Gün Zileli
Tarihte bireyin rolü üzerine iki zıt bakış
İngiltereli yazar John Gray’ın Kuklanın Ruhu-İnsan Özgürlüğüne Kısa Bir Bakış (Çev: Dürrin Tunç, YKY, 2020) kitabını okurken aşağıya alacağım satırlar dikkatimi çekti:
"1918 Ağustosu’nda Lenin’e sıktığı üç mermiden ikisini isabet ettiren sosyalist devrimci Fanya Kaplan, eğer suikastında başarılı olsaydı, Rusya’da şiddet belki birkaç yıl daha hüküm sürerdi ama Sovyet devleti ayakta kalamayabilirdi ve Lenin’in inşa ettiği ölüm makinesi Stalin tarafından çok daha büyük ölçekte kullanılamazdı. 1940 Mayıs’ında İngiltere’de kararlı bir lider beklenmedik biçimde iktidara gelmeseydi Avrupa büyük bir olasılıkla, kuşaklar boyu değilse de onlarca yıl Nazi hâkimiyetinde kalacaktı." (s. 66)

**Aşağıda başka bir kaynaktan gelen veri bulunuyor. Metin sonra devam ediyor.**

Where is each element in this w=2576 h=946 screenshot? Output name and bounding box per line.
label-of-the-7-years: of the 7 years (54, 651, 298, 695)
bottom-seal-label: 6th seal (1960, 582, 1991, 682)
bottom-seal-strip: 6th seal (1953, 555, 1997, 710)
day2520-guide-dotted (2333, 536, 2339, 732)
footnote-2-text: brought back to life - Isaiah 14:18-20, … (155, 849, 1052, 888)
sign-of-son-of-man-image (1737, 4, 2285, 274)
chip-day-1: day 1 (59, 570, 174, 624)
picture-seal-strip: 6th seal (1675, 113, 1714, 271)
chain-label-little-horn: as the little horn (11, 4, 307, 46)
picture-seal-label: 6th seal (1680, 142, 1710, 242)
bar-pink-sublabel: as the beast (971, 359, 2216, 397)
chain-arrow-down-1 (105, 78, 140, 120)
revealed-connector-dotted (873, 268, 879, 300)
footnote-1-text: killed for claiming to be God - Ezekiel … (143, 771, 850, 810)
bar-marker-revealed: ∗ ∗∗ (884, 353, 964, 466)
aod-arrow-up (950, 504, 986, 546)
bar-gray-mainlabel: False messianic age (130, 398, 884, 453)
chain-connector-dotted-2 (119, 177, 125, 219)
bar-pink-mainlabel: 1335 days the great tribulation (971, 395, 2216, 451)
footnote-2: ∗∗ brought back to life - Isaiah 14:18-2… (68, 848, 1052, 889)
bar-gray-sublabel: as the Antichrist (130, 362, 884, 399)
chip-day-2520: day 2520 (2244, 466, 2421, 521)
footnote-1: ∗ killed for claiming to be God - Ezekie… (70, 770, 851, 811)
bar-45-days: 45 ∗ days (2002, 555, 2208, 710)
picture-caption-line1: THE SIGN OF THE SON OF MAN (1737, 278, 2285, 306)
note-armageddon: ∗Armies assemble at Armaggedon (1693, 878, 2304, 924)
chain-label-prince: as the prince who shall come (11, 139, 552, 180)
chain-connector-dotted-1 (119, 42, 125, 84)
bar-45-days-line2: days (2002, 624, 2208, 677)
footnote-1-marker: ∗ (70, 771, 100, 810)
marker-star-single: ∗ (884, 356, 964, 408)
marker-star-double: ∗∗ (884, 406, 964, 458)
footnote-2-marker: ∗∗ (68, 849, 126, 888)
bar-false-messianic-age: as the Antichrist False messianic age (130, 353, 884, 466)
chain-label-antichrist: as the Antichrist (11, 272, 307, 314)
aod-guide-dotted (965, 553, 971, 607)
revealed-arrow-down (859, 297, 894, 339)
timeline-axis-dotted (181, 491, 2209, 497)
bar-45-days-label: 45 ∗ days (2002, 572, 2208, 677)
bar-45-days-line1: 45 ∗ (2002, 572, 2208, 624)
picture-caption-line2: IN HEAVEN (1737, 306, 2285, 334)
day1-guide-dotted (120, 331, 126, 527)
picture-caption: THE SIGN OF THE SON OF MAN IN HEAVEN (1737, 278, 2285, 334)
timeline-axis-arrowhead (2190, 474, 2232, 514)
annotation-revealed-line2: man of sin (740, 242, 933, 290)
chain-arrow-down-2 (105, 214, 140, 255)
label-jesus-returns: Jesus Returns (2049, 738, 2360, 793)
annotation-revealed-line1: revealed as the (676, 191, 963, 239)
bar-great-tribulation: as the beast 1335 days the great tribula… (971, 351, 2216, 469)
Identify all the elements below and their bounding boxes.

"Tarihte bireyin rolü" Fransız Devrimi’nden bu yana, 200 yılı aşkın bir zamandır tartışılmaktadır. Yukardaki satırlar, tarihte bireyin rolüne büyük ağırlık veren görüşün tekrarıdır.
Ben tam tersi kutupta yer alıyorum. Tarihte bireyin rolünün önemli olduğunu düşünmekle birlikte, şu ya da bu liderin tarihin seyrini, toplumların izleyeceği rotayı belirleyemeyeceği, belirleyici olanın toplumsal gelişmeler olduğunu düşünüyorum. Yukarıda verilen örnekleri ele alalım.

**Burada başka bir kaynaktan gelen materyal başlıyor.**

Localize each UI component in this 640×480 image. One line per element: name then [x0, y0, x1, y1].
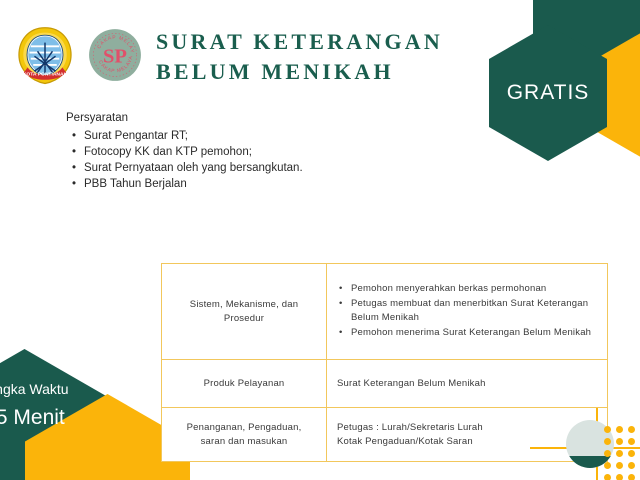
- jangka-waktu-badge: Jangka Waktu 55 Menit: [0, 349, 107, 480]
- page-title: SURAT KETERANGAN BELUM MENIKAH: [156, 27, 486, 87]
- table-row-value: Petugas : Lurah/Sekretaris Lurah Kotak P…: [327, 408, 608, 462]
- list-item: Fotocopy KK dan KTP pemohon;: [66, 144, 396, 160]
- jangka-waktu-value: 55 Menit: [0, 403, 65, 433]
- decor-dot-grid: [604, 426, 640, 480]
- list-item: Pemohon menerima Surat Keterangan Belum …: [337, 326, 597, 340]
- table-row: Produk Pelayanan Surat Keterangan Belum …: [162, 360, 608, 408]
- list-item: Petugas membuat dan menerbitkan Surat Ke…: [337, 297, 597, 325]
- persyaratan-list: Surat Pengantar RT; Fotocopy KK dan KTP …: [66, 128, 396, 192]
- table-row: Sistem, Mekanisme, dan Prosedur Pemohon …: [162, 264, 608, 360]
- table-row-label: Produk Pelayanan: [162, 360, 327, 408]
- list-item: Surat Pernyataan oleh yang bersangkutan.: [66, 160, 396, 176]
- persyaratan-heading: Persyaratan: [66, 110, 396, 126]
- table-row-value: Pemohon menyerahkan berkas permohonan Pe…: [327, 264, 608, 360]
- table-row-value: Surat Keterangan Belum Menikah: [327, 360, 608, 408]
- sp-service-seal-icon: CAKAP MELAYANI CAKAP MELAYANI SP: [88, 28, 142, 82]
- poster-canvas: GRATIS Jangka Waktu 55 Menit KOTA PONTIA…: [0, 0, 640, 480]
- list-item: Pemohon menyerahkan berkas permohonan: [337, 282, 597, 296]
- table-row: Penanganan, Pengaduan, saran dan masukan…: [162, 408, 608, 462]
- list-item: Surat Pengantar RT;: [66, 128, 396, 144]
- page-title-line-2: BELUM MENIKAH: [156, 57, 486, 87]
- page-title-line-1: SURAT KETERANGAN: [156, 27, 486, 57]
- seal-monogram: SP: [103, 46, 127, 68]
- jangka-waktu-label: Jangka Waktu: [0, 379, 69, 399]
- persyaratan-section: Persyaratan Surat Pengantar RT; Fotocopy…: [66, 110, 396, 192]
- gratis-label: GRATIS: [489, 25, 607, 161]
- emblem-caption: KOTA PONTIANAK: [23, 71, 68, 77]
- service-detail-table: Sistem, Mekanisme, dan Prosedur Pemohon …: [161, 263, 608, 462]
- list-item: PBB Tahun Berjalan: [66, 176, 396, 192]
- table-value-line: Petugas : Lurah/Sekretaris Lurah: [337, 421, 597, 435]
- table-row-label: Sistem, Mekanisme, dan Prosedur: [162, 264, 327, 360]
- kota-pontianak-emblem-icon: KOTA PONTIANAK: [14, 24, 76, 86]
- prosedur-list: Pemohon menyerahkan berkas permohonan Pe…: [337, 282, 597, 340]
- table-row-label: Penanganan, Pengaduan, saran dan masukan: [162, 408, 327, 462]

Eğer Fanya Kaplan’ın suikastı başarılı olsaydı ve Lenin 1924’te değil de 1918’de ölseydi Sovyet toplumunun akış yönü değişmezdi. Sadece Stalin, 1917’de inşa edilen baskı çarkının başına daha erken bir aşamada geçerdi ya da 1918 yılında Stalin’in 1924 yılında olduğu kadar güçlenmediğini düşünsek bile, Bolşevikler içinde Stalin’den daha güçlü bir lider iktidara gelir ve aşağı yukarı Stalin’in izlediği çizgiyi izlerdi. 1917 Devrimi’nden hemen sonra Sovyet emekçilerinin (işçiler-askerler-köylüler-entelijansiya) büyük devrimini bastırarak ülkeye hâkim olan ilerlemeci Sovyet bürokrasisi açısından hızlı sanayileşme bir zorunluluktu, bu sanayileşmenin "ilkel sermaye birikimi" ise esas olarak Rus mujik sınıfından sağlanacaktı. Bunun için de zorla kolektifleştirme yoluyla köylülerin topraklarına el konması ve köylülüğün, diğer siyasi mahkûm kitlesiyle birlikte köle-işçi haline getirilmesi bürokrasi açısından izlenmesi gereken tek yoldu.
İngiltere meselesine geçelim. Sözü geçen "kararlı lider" Winston Churchill’dir. İngiltere’nin, Sovyetler Birliği ile ittifak yapmış Nazilerin saldırısı altında olduğu koşullarda, Chamberlain’ın savaş öncesindeki, Nazileri yatıştırma siyasetinin hiçbir geçerliliği kalmamıştı. Nazilere karşı direnmek ölüm kalım meselesi haline gelmişti. Direnme politikası ister istemez kendi liderini ortaya çıkardı: Churchill. Kısaca söyleyecek olursak, Churchill İngiltere’nin başına geçtiği için İngiltere direnmiş değildir; İngiltere direnmeye karar verdiği için direnmeden yana olan Churchill İngiltere’nin başına geçmiştir.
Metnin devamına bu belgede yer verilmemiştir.